Another important lesson is that the problem with ultrasounds is not that they are done or that they are shown to women. Many pro-choicers—myself included—believe the doctors should give women the choice to view an ultrasound. In the extremely rare case that changes a mind, then good! Women should not be doing things they don’t want to do. Honestly, I’d be shocked if any pro-choicers disagreed.

Indeed, as this study shows, contrary to what anti-choicers would have you believe, letting women look at ultrasounds if they want is common practice in abortion clinics. Anti-choice activists behind these laws are hoping the existence of this law leads you to believe that abortion doctors are deliberately concealing the facts of pregnancy from their patients, presumably out of some fear that patients won’t get abortions if they know what’s really going on in there. The truth couldn’t be further from the myth. Most abortion providers have no interest in deceiving anyone or performing more abortions than patients demand. (Really, with clinic closures being such a problem, many abortion providers are in danger of having more demand than they can meet.) They are there to make sure the patient has the reproductive health outcomes she wants.
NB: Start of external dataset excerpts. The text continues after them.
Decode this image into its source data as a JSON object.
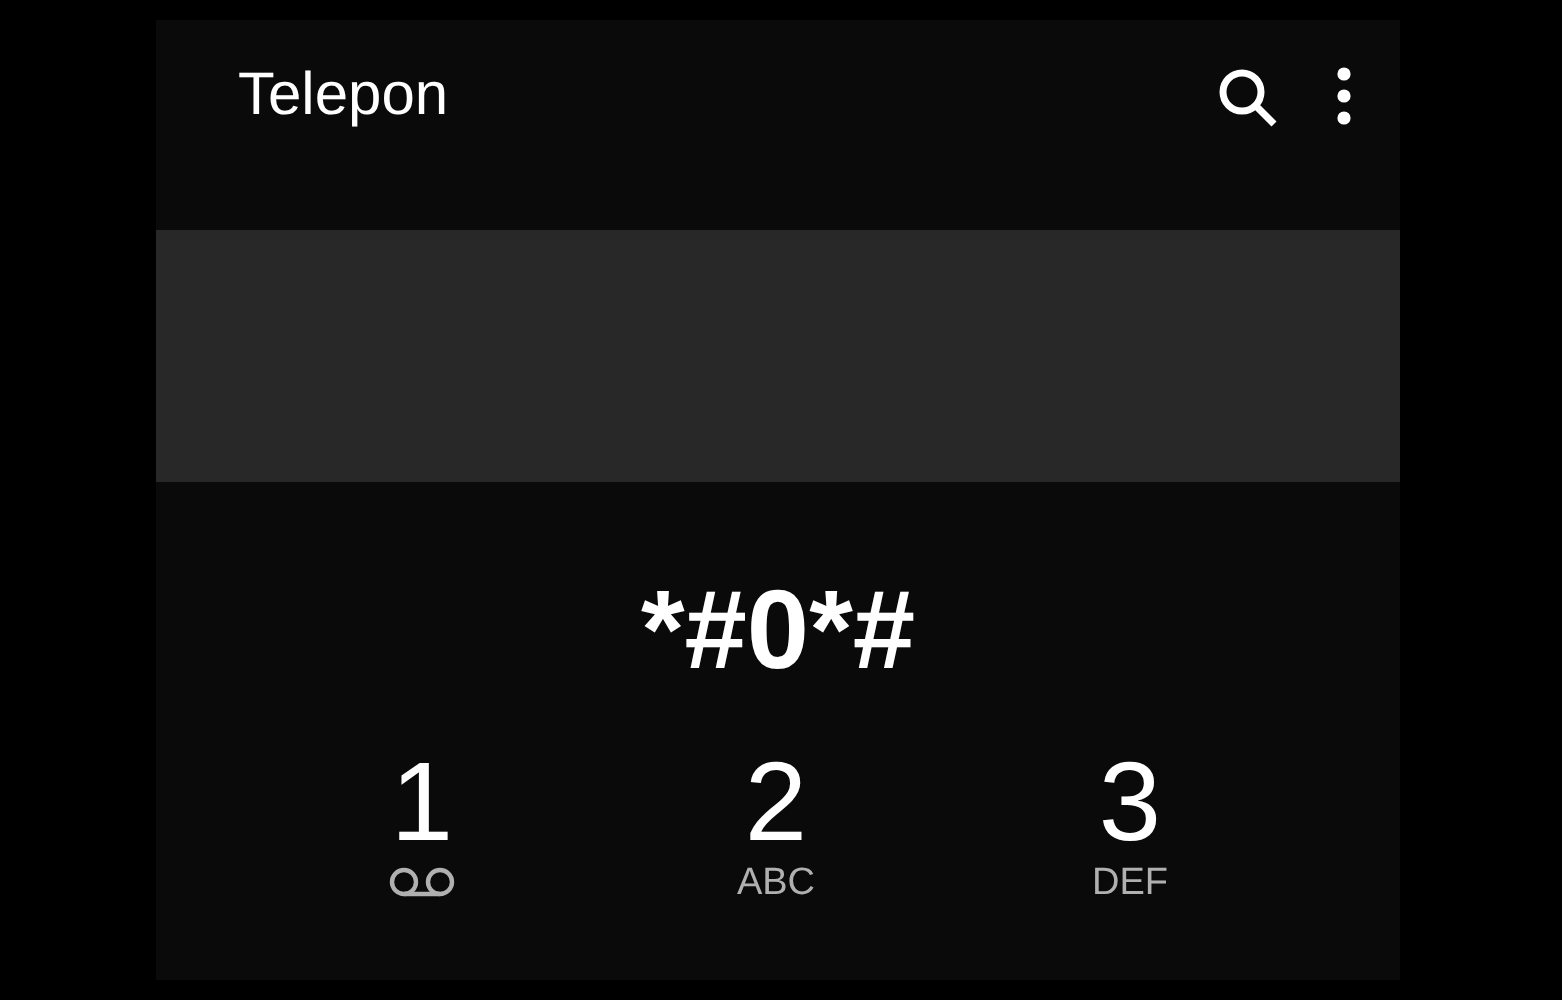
{
  "app_bar": {
    "title": "Telepon"
  },
  "dialed_number": "*#0*#",
  "keys": [
    {
      "digit": "1",
      "kind": "voicemail"
    },
    {
      "digit": "2",
      "kind": "letters",
      "letters": "ABC"
    },
    {
      "digit": "3",
      "kind": "letters",
      "letters": "DEF"
    }
  ]
}
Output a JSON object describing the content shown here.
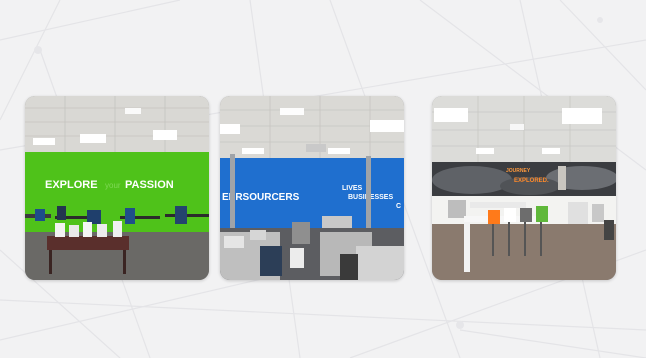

If that means she needs more information to make her decision, then most doctors are happy to give it.

The problem with mandatory ultrasounds is the mandatory part. As these results show, no one is really surprised by what’s inside the uterus when getting an abortion. (Or, if they are, it’s often because they’re surprised at how small the embryo is when anti-abortion propaganda led them to believe it would be much bigger.) Looking at an ultrasound can be a very good thing for a patient, if she wants it and if it’s handled responsibly. Mandatory ultrasounds are not only coercive, but the laws around them often make it so they are utterly irresponsible: Done without regard to a patient’s mental health needs, often accompanied by scripts that are as inaccurate as they are shaming, and forced to occur 24 hours or more prior to the abortion, drawing out what is already an expensive experience for many women.
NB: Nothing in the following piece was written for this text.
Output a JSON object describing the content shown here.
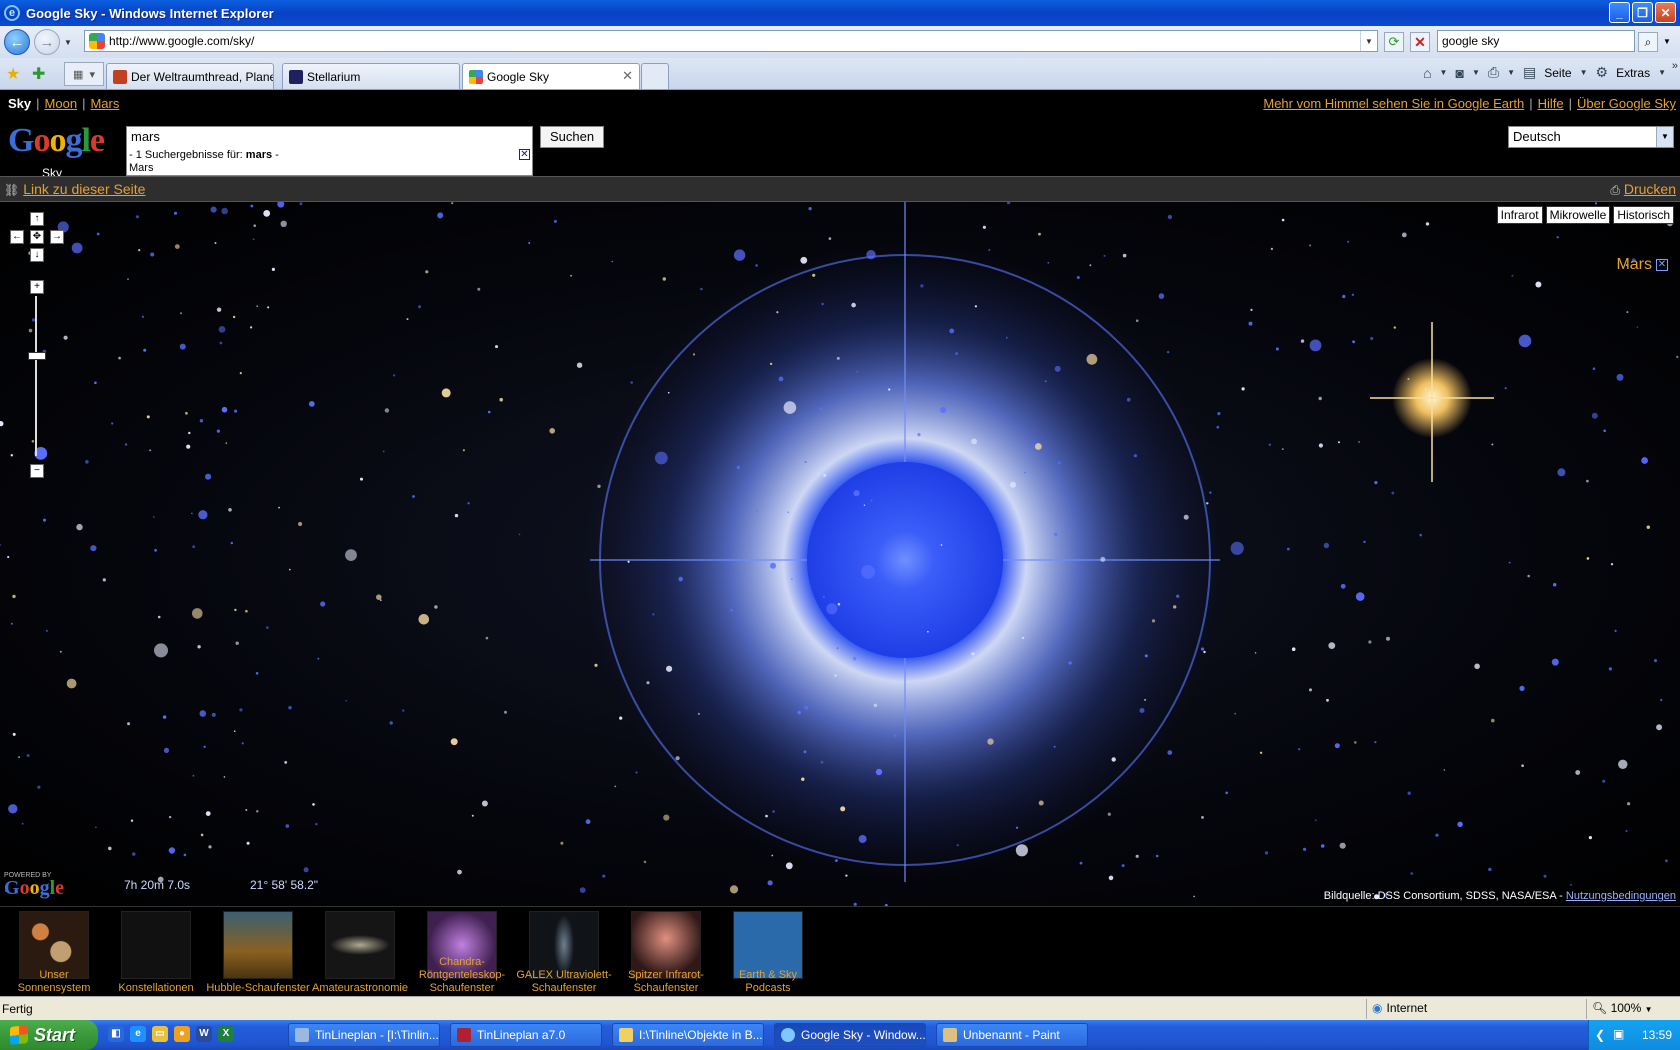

Finally, an important takeaway from all this is, in a way, the most simple. It’s a reminder that women are not stupid. Mandatory ultrasounds are based on the sexist premise that the only reason women choose abortion is that they are simply too dim to know how to make a good decision and need lots and lots of hand-holding, more than you would even give to a small child. At the end of the day, the results of this study were predictable for the very simple reason that, in order for ultrasounds to work the way anti-choicers say they do, they would have to be giving women information they don’t already know. But of course they know what a pregnancy is and what it means. Their knowledge of this is why they’re seeking abortion. It’s not just that over 60 percent of women who get abortions are mothers already. It’s that women live in the world and we know what having a baby means physically, financially, socially, and emotionally. A woman who has an abortion knows that she is foreclosing the possibility of having this baby at this time, and she has, for her own reasons, decided that is for the best. To suggest she doesn’t know what she’s talking about is not only insulting to women, it has no basis whatsoever in the facts. Now we have a study to prove how true that is.